Many of the women in PARK who are recovering from addictions also have some form of mental illness. Clinicians at the Theiss Center believe some mothers use a combination of barbiturates or "downers" to self-medicate for untreated mental health problems such as depression or schizophrenia. One goal of PARK is to help the mothers in the program better understand and manage problems with mental illness. The Theiss Center's comprehensive approach goes a long way to building successful families. In an era where single parents are raising children alone, the network of family members to pass on parenting tips may be absent. PARK fills that void with its parenting classes.

In a meeting room in the Theiss Center, Samantha, a single mother enrolled in PARK, agrees to discuss her experiences. Her voice is just above a whisper: "I used heroin, cocaine, and I used to drink." She now believes that abuse she suffered during childhood contributed to problems with depression that later led to drugs. Looking back, she says drugs offered only short periods of relief: "When I came down, my problems were still there."

The parenting skills Samantha picked up in Theiss Center classes have helped her care for her new daughter. "I don't have any other children," she says, "and when I first brought Lisa home from the hospital, I didn't know how to take care of a baby."

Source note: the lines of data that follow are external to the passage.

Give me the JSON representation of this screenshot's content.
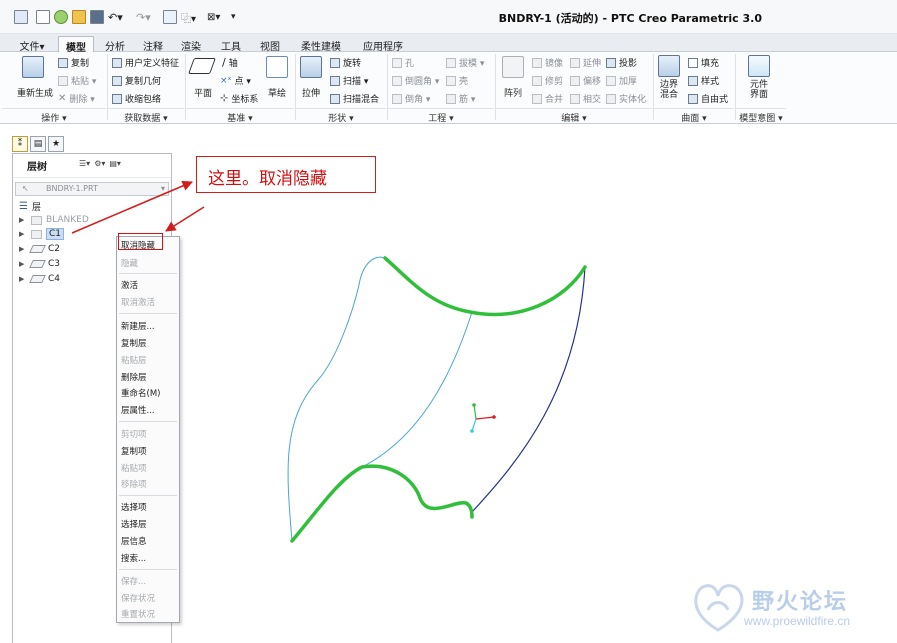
{
  "window": {
    "title": "BNDRY-1 (活动的) - PTC Creo Parametric 3.0"
  },
  "tabs": [
    "文件▾",
    "模型",
    "分析",
    "注释",
    "渲染",
    "工具",
    "视图",
    "柔性建模",
    "应用程序"
  ],
  "active_tab": "模型",
  "ribbon": {
    "ops": {
      "regen": "重新生成",
      "copy": "复制",
      "paste": "粘贴 ▾",
      "delete": "删除 ▾"
    },
    "getdata": {
      "udf": "用户定义特征",
      "copygeom": "复制几何",
      "shrinkwrap": "收缩包络"
    },
    "datum": {
      "plane": "平面",
      "axis": "轴",
      "point": "点 ▾",
      "csys": "坐标系",
      "sketch": "草绘"
    },
    "shapes": {
      "extrude": "拉伸",
      "revolve": "旋转",
      "sweep": "扫描 ▾",
      "sweptblend": "扫描混合"
    },
    "engineering": {
      "hole": "孔",
      "round": "倒圆角 ▾",
      "chamfer": "倒角 ▾",
      "draft": "拔模 ▾",
      "shell": "壳",
      "rib": "筋 ▾"
    },
    "edit": {
      "pattern": "阵列",
      "mirror": "镜像",
      "trim": "修剪",
      "merge": "合并",
      "extend": "延伸",
      "offset": "偏移",
      "intersect": "相交",
      "project": "投影",
      "thicken": "加厚",
      "solidify": "实体化"
    },
    "surfaces": {
      "boundary": "边界\n混合",
      "fill": "填充",
      "style": "样式",
      "freestyle": "自由式"
    },
    "intent": {
      "components": "元件\n界面"
    },
    "groups": {
      "operations": "操作 ▾",
      "getdata": "获取数据 ▾",
      "datum": "基准 ▾",
      "shapes": "形状 ▾",
      "engineering": "工程 ▾",
      "edit": "编辑 ▾",
      "surfaces": "曲面 ▾",
      "intent": "模型意图 ▾"
    }
  },
  "navigator": {
    "header": "层树",
    "model_select": "BNDRY-1.PRT",
    "root": "层",
    "layers": [
      "BLANKED",
      "C1",
      "C2",
      "C3",
      "C4"
    ],
    "selected_layer": "C1"
  },
  "context_menu": {
    "items": [
      {
        "label": "取消隐藏",
        "enabled": true
      },
      {
        "label": "隐藏",
        "enabled": false
      },
      {
        "label": "激活",
        "enabled": true
      },
      {
        "label": "取消激活",
        "enabled": false
      },
      {
        "label": "新建层...",
        "enabled": true
      },
      {
        "label": "复制层",
        "enabled": true
      },
      {
        "label": "粘贴层",
        "enabled": false
      },
      {
        "label": "删除层",
        "enabled": true
      },
      {
        "label": "重命名(M)",
        "enabled": true
      },
      {
        "label": "层属性...",
        "enabled": true
      },
      {
        "label": "剪切项",
        "enabled": false
      },
      {
        "label": "复制项",
        "enabled": true
      },
      {
        "label": "粘贴项",
        "enabled": false
      },
      {
        "label": "移除项",
        "enabled": false
      },
      {
        "label": "选择项",
        "enabled": true
      },
      {
        "label": "选择层",
        "enabled": true
      },
      {
        "label": "层信息",
        "enabled": true
      },
      {
        "label": "搜索...",
        "enabled": true
      },
      {
        "label": "保存...",
        "enabled": false
      },
      {
        "label": "保存状况",
        "enabled": false
      },
      {
        "label": "重置状况",
        "enabled": false
      }
    ]
  },
  "callout": {
    "text": "这里。取消隐藏"
  },
  "watermark": {
    "cn": "野火论坛",
    "url": "www.proewildfire.cn"
  },
  "colors": {
    "annotation_red": "#d41c1c",
    "curve_green": "#2fbf3a",
    "curve_cyan": "#4aa6cf",
    "curve_navy": "#23309a"
  }
}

Mothers in the program learn coping skills, such as how to handle a temperamental two-year-old. They receive reassurance about their children's behavior. Some new mothers, for instance, were relieved to hear something as everyday as the fact that it is normal for a 10-month-old baby to pull at earrings. Samantha says, "If it wasn't for this place I would go crazy. It really helps me out a lot because I am taking care of her by myself."

The aftermath of drug use makes basic survival a challenge for mothers like Samantha and their children. PARK tries to bridge the gap between failure and success by offering many layers of help -- from breakfasts that are both nourishing and therapeutic to recreation that is fun and helps to improve motor skills. But there is a deeper aspect to PARK, one that goes beyond efforts to address physical problems such as poor diet or muscle weakness. The central aim of PARK and of the Theiss Center is to enable family members to offer one another the support they need. "We help mothers get over the hump," concludes Cohen. "Infants need a lot of holding, a lot of love, a lot of involvement. That is not some whimsical thing. That is important for physical and psychological well being."

Editor's note: The names of the clients of the Theiss Center have been changed to preserve confidentiality.